Ribuan Harapan Dipanjatkan di Tengah Hamparan Sawah, Tradisi Tingkep Tandur Margorejo Terus Lestari

Margorejo – Hamparan sawah yang menghijau di Desa Margorejo kembali menjadi tempat berkumpulnya para petani, tokoh masyarakat, dan Pemerintah Desa dalam tradisi Tingkep Tandur, sebuah kearifan lokal yang sarat makna dan diwariskan secara turun-temurun.


Bertempat di Gardu Pertanian Desa Margorejo, puluhan warga duduk bersila dalam suasana sederhana namun penuh khidmat. Mereka memanjatkan doa kepada Allah SWT sebagai bentuk rasa syukur sekaligus ikhtiar spiritual agar musim menjelang panen tahun ini diberikan kelancaran, tanaman terhindar dari hama dan penyakit, serta menghasilkan panen yang melimpah dan membawa kesejahteraan bagi para petani.


Kegiatan ini dihadiri oleh Pemerintah Desa Margorejo, tokoh agama, tokoh masyarakat, kelompok tani, serta masyarakat sekitar. Selain doa bersama dan kenduri, momen ini juga menjadi ruang mempererat silaturahmi, memperkuat gotong royong, serta menjaga nilai-nilai budaya yang telah menjadi identitas masyarakat agraris.


Di tengah modernisasi sektor pertanian, masyarakat Margorejo membuktikan bahwa kemajuan teknologi tidak menghilangkan akar budaya. Justru, perpaduan antara inovasi pertanian, kerja keras, dan doa menjadi kekuatan dalam mewujudkan pertanian yang tangguh dan berkelanjutan.

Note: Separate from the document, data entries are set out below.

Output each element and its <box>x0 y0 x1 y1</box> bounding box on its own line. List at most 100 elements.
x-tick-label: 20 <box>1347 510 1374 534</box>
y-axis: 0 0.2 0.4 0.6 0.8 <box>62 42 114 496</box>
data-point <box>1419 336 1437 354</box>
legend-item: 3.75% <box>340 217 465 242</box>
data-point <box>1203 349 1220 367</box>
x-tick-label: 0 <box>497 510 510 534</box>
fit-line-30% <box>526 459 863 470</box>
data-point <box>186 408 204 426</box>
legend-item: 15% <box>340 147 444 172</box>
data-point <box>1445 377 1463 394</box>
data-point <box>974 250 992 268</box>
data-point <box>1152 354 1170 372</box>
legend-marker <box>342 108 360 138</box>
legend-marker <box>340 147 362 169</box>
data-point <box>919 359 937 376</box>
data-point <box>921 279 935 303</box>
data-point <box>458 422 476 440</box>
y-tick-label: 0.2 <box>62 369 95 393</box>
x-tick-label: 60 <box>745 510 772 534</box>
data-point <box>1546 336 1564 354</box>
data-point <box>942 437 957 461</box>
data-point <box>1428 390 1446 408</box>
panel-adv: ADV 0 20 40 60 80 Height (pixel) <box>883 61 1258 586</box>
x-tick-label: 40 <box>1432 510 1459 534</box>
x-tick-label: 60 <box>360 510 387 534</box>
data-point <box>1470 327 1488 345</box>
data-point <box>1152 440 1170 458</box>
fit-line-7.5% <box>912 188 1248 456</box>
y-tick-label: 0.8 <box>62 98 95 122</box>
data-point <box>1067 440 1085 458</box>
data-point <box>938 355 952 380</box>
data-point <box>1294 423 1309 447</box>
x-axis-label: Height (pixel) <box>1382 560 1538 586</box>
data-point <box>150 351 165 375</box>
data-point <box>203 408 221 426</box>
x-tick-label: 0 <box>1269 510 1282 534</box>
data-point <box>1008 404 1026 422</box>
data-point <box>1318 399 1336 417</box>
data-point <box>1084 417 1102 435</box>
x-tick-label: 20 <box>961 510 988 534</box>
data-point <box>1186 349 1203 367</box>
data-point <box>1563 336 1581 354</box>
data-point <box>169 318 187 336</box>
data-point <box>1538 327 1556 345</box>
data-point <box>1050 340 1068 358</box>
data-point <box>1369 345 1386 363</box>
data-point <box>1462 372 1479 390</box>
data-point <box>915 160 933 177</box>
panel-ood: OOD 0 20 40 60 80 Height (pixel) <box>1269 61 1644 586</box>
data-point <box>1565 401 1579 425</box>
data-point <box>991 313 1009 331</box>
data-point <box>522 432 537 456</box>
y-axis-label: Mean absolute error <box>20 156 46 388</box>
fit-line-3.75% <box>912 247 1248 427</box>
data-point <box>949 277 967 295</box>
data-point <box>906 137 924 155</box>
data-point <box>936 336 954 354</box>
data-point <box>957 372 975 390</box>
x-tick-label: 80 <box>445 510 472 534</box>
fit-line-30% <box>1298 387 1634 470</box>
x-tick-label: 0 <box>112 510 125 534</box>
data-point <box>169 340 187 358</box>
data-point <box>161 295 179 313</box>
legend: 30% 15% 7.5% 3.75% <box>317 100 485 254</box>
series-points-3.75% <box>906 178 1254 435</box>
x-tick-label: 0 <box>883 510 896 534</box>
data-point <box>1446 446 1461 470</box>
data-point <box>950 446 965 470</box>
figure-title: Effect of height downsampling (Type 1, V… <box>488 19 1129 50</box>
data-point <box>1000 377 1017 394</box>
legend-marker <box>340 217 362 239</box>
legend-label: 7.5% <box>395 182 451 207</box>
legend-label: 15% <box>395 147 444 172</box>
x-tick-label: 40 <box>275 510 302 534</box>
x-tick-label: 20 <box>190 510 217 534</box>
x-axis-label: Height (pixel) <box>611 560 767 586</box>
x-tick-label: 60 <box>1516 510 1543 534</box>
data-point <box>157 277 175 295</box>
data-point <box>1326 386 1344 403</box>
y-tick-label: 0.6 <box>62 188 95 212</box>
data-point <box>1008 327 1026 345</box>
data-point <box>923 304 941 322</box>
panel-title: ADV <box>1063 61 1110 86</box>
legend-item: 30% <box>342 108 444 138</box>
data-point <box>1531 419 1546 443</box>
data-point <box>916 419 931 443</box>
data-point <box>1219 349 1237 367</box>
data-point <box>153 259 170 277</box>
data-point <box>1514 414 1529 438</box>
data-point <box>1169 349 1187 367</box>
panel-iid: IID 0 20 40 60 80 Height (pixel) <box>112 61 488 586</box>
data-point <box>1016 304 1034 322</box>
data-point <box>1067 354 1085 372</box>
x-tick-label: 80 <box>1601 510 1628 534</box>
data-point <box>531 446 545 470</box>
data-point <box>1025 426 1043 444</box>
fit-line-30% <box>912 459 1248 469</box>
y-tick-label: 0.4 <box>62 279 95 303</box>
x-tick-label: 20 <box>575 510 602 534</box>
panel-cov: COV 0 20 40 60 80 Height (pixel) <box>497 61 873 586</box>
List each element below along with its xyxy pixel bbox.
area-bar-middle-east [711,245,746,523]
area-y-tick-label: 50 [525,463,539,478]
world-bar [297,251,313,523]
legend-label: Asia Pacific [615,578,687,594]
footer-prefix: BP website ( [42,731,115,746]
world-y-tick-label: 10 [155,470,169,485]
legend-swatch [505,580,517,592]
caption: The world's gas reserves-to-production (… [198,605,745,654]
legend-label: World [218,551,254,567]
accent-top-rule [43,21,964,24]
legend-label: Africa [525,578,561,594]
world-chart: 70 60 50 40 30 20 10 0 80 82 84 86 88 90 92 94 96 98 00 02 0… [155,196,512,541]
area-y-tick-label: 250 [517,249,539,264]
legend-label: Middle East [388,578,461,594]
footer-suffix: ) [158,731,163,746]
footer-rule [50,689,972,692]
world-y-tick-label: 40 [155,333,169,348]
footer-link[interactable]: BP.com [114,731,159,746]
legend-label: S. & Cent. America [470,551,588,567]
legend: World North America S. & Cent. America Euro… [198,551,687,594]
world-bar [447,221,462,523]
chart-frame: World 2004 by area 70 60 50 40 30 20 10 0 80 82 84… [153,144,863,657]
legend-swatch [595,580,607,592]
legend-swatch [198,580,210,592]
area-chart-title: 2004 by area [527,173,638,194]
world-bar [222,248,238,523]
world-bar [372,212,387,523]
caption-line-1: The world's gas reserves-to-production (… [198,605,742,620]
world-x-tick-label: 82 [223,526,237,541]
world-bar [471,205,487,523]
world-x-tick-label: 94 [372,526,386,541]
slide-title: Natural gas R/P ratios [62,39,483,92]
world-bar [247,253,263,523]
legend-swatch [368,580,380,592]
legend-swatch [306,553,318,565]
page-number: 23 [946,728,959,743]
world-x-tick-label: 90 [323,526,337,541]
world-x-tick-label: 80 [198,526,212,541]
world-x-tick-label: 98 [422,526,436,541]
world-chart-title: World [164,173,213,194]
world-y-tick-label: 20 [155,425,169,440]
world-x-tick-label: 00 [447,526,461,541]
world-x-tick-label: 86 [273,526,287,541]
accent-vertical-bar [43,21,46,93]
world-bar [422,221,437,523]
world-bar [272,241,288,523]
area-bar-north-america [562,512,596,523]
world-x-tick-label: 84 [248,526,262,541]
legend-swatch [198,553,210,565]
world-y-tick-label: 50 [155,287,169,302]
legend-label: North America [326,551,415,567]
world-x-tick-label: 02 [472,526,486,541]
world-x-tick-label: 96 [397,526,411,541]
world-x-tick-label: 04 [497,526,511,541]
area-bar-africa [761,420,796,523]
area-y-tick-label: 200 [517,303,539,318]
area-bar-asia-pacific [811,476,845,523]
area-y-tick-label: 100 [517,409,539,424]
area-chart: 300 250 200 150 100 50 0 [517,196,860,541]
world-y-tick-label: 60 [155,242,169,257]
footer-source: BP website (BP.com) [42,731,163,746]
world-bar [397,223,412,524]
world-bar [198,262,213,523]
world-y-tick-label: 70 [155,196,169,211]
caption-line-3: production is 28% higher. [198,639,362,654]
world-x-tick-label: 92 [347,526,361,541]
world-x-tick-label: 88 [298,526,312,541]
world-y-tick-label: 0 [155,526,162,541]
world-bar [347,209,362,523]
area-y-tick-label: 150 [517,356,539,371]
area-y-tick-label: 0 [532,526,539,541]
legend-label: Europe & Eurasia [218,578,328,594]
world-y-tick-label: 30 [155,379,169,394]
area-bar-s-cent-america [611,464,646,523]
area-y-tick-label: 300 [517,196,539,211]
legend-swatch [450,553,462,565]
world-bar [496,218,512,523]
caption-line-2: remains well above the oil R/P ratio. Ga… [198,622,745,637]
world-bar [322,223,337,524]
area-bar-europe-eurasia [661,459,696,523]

Pemerintah Desa Margorejo berharap tradisi Tingkep Tandur terus dilestarikan sebagai warisan budaya yang memperkuat persatuan masyarakat sekaligus menjadi pengingat bahwa keberhasilan panen bukan hanya hasil kerja manusia, tetapi juga atas izin dan keberkahan dari Allah SWT.


> "Tingkep Tandur bukan sekadar tradisi. Ini adalah ikrar para petani Margorejo bahwa setiap benih yang ditanam selalu diawali dengan doa, dipelihara dengan kerja keras, dan dipanen dengan penuh rasa syukur."